Mariano José de Larra.
Aunque durante los tristes años de la reacción absolutista, ó sea desde 1814 al 20 y desde el 1823 al 32, se celebraron en algunos puntos de España, como Murcia, Valencia y Logroño, autos públicos por las Juntas de la Fe, sin que estuviera establecido de derecho el tribunal de la Inquisición, Sevilla tuvo la suerte de no presenciar estos tristes espectáculos, si bien fué teatro de otros no menos lamentables, llevados á cabo por las pasiones políticas, tan excitadas en aquellos tiempos.
La última víctima sacrificada por el Santo Oficio en la capital de Andalucía fué una mujer ciega llamada Dolores López, conocida por la Beata Dolores, de quien ya hemos hablado, que fué ahorcada y reducido su cuerpo á cenizas en el lugar del Quemadero, situado en el extenso prado de San Sebastián.

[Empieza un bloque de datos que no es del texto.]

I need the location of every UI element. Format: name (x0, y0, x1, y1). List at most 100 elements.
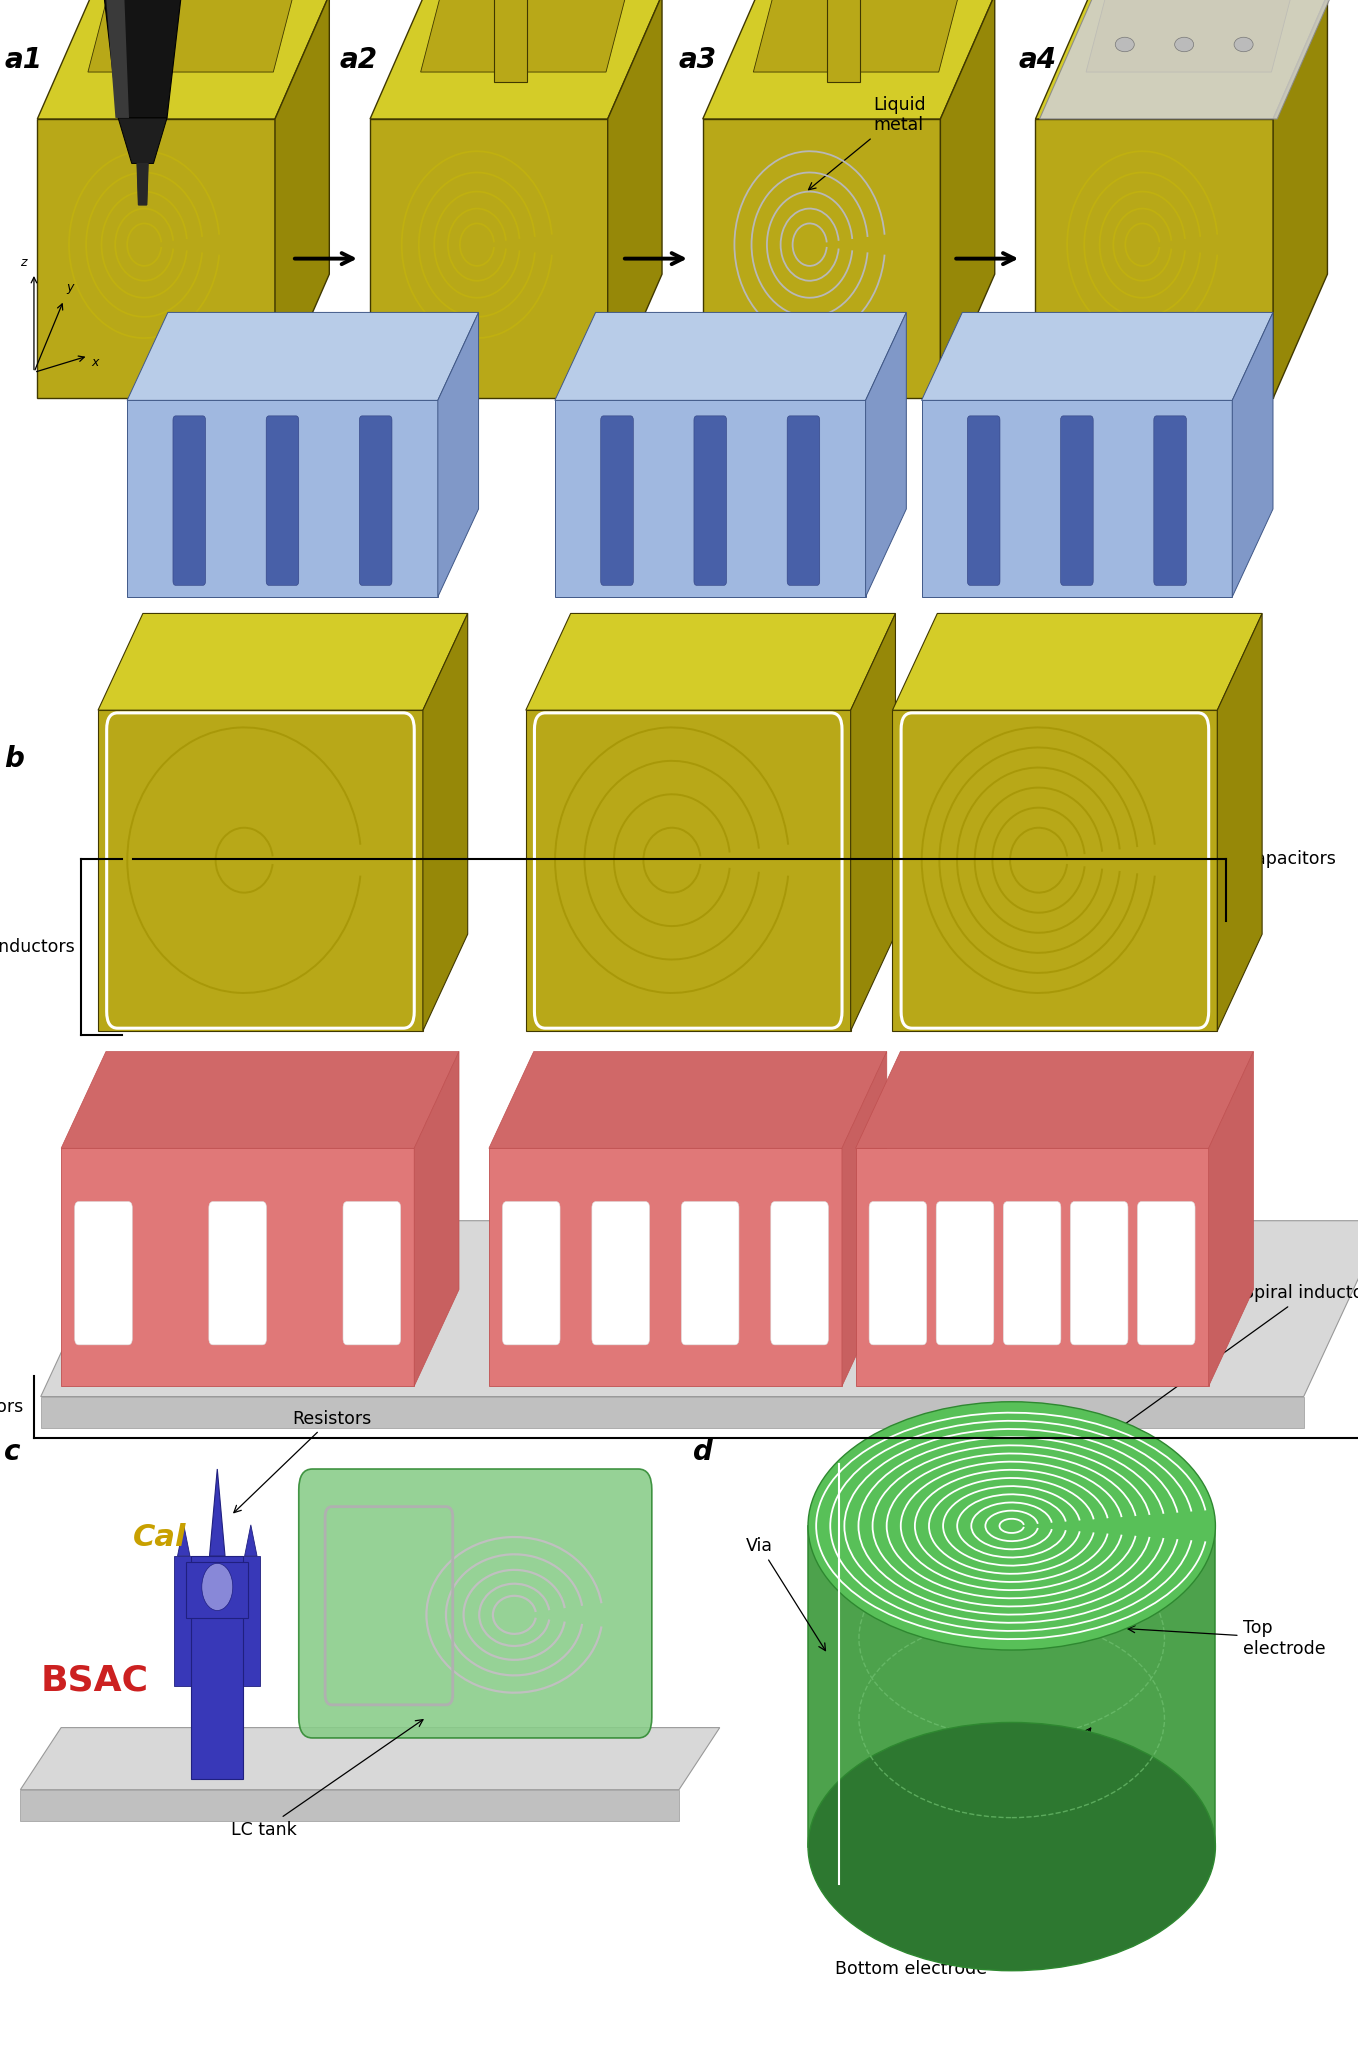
Polygon shape (850, 614, 895, 1030)
Polygon shape (128, 401, 437, 598)
FancyBboxPatch shape (1138, 1202, 1195, 1345)
Polygon shape (437, 312, 478, 598)
FancyBboxPatch shape (694, 416, 727, 586)
Polygon shape (118, 118, 167, 163)
Polygon shape (88, 0, 306, 72)
FancyBboxPatch shape (600, 416, 633, 586)
FancyBboxPatch shape (788, 416, 820, 586)
Polygon shape (494, 0, 527, 81)
Polygon shape (137, 163, 148, 205)
FancyBboxPatch shape (936, 1202, 994, 1345)
Polygon shape (38, 118, 274, 397)
Polygon shape (922, 312, 1272, 401)
Polygon shape (865, 312, 906, 598)
Polygon shape (856, 1148, 1209, 1386)
Text: a3: a3 (679, 46, 717, 74)
Polygon shape (98, 614, 467, 710)
Polygon shape (41, 1221, 1358, 1397)
FancyBboxPatch shape (186, 1562, 249, 1618)
Text: Dual 3D
printing
nozzles: Dual 3D printing nozzles (156, 0, 277, 83)
Polygon shape (1274, 0, 1327, 397)
Polygon shape (369, 0, 663, 118)
Polygon shape (1035, 0, 1327, 118)
Text: Spiral inductor: Spiral inductor (1055, 1285, 1358, 1473)
FancyBboxPatch shape (299, 1469, 652, 1738)
Ellipse shape (202, 1564, 232, 1610)
Polygon shape (856, 1051, 1253, 1148)
Polygon shape (555, 312, 906, 401)
FancyBboxPatch shape (1154, 416, 1187, 586)
FancyBboxPatch shape (344, 1202, 401, 1345)
Text: Liquid
metal: Liquid metal (808, 95, 926, 190)
Polygon shape (842, 1051, 887, 1386)
Polygon shape (608, 0, 663, 397)
FancyBboxPatch shape (1061, 416, 1093, 586)
FancyBboxPatch shape (242, 1556, 261, 1686)
Text: Capacitors: Capacitors (1243, 850, 1335, 867)
Text: z: z (20, 257, 27, 269)
Text: x: x (91, 356, 98, 368)
Polygon shape (526, 710, 850, 1030)
FancyBboxPatch shape (174, 1556, 193, 1686)
FancyBboxPatch shape (75, 1202, 132, 1345)
Polygon shape (99, 0, 129, 118)
Polygon shape (489, 1148, 842, 1386)
Polygon shape (20, 1728, 720, 1790)
Text: Cal: Cal (133, 1523, 186, 1552)
Polygon shape (369, 118, 608, 397)
Ellipse shape (1115, 37, 1134, 52)
Polygon shape (1086, 0, 1304, 72)
Ellipse shape (808, 1721, 1215, 1970)
FancyBboxPatch shape (592, 1202, 649, 1345)
Polygon shape (98, 710, 422, 1030)
Polygon shape (20, 1790, 679, 1821)
Polygon shape (489, 1051, 887, 1148)
Text: G-S-G
pads: G-S-G pads (1183, 0, 1294, 29)
Polygon shape (892, 614, 1262, 710)
Polygon shape (555, 401, 865, 598)
FancyBboxPatch shape (771, 1202, 828, 1345)
Ellipse shape (1234, 37, 1253, 52)
Text: Via: Via (746, 1537, 826, 1651)
Polygon shape (178, 1525, 190, 1556)
FancyBboxPatch shape (209, 1202, 266, 1345)
Polygon shape (1040, 0, 1331, 118)
Text: LC tank: LC tank (231, 1719, 422, 1839)
Polygon shape (703, 118, 940, 397)
Text: BSAC: BSAC (41, 1663, 149, 1697)
Ellipse shape (1175, 37, 1194, 52)
Text: a4: a4 (1018, 46, 1057, 74)
Polygon shape (827, 0, 860, 81)
FancyBboxPatch shape (967, 416, 999, 586)
Text: d: d (693, 1438, 713, 1467)
Text: y: y (67, 281, 73, 294)
FancyBboxPatch shape (682, 1202, 739, 1345)
Polygon shape (526, 614, 895, 710)
Text: Top
electrode: Top electrode (1128, 1618, 1325, 1657)
Text: a1: a1 (4, 46, 42, 74)
Polygon shape (274, 0, 330, 397)
FancyBboxPatch shape (1004, 1202, 1061, 1345)
Text: Bottom electrode: Bottom electrode (835, 1728, 1090, 1978)
FancyBboxPatch shape (266, 416, 299, 586)
FancyBboxPatch shape (1070, 1202, 1128, 1345)
Text: Inductors: Inductors (0, 937, 75, 956)
Polygon shape (422, 614, 467, 1030)
Polygon shape (41, 1397, 1304, 1428)
Text: c: c (4, 1438, 20, 1467)
Polygon shape (1035, 118, 1274, 397)
Polygon shape (703, 0, 994, 118)
Polygon shape (244, 1525, 257, 1556)
FancyBboxPatch shape (869, 1202, 926, 1345)
Polygon shape (922, 401, 1232, 598)
Polygon shape (414, 1051, 459, 1386)
Polygon shape (209, 1469, 225, 1556)
Text: b: b (4, 745, 24, 774)
FancyBboxPatch shape (172, 416, 205, 586)
Polygon shape (940, 0, 994, 397)
Text: a2: a2 (340, 46, 378, 74)
Polygon shape (1232, 312, 1272, 598)
Text: Resistors: Resistors (234, 1409, 371, 1512)
Polygon shape (61, 1051, 459, 1148)
Ellipse shape (808, 1403, 1215, 1651)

Desde esta fecha no tenemos noticias de que el tribunal de la Inquisición de Sevilla celebrase otro auto público de fe hasta el verificado en la tarde del 20 de Junio de 1803, que fué el último de los que en nuestra ciudad se presenciaron, y que, á decir verdad, distó mucho de encerrar toda la importancia que solían tener los que se efectuaron en los siglos XVI y XVII.
Aunque hemos tenido ocasión de ver algunos papeles relativos al suceso objeto de estas líneas, no nos extenderemos en el asunto gran cosa; limitándonos á extractar las noticias recogidas por nosotros, que puede ampliarlas el lector, si gusta, repasando el Diario manuscrito de González de León y las obras impresas de algunos otros.
El tribunal de la Inquisición estaba á principios de siglo establecido, como todos saben, en un espacioso y antiguo edificio situado en la Alameda de Hércules, edificio que hasta la expulsión de los jesuítas había servido de colegio á los discípulos de Ignacio de Loyola, y que casi fué destruído por una explosión el memorable día de S. Antonio del año 1823, día terrible en los fastos de nuestra moderna historia.
En el auto que vamos á describir figuraba un reo vecino de esta ciudad, si bien no hemos podido averiguar su nombre, pues los autores consultados no lo citan, y en el manuscrito de González de León están como borradas las letras que formaban los apellidos de la persona castigada. Sólo sabemos que el tal sujeto era hombre de mediana posición, dependiente de rentas, de estado viudo, y nacido en la isla de León (hoy de San Fernando).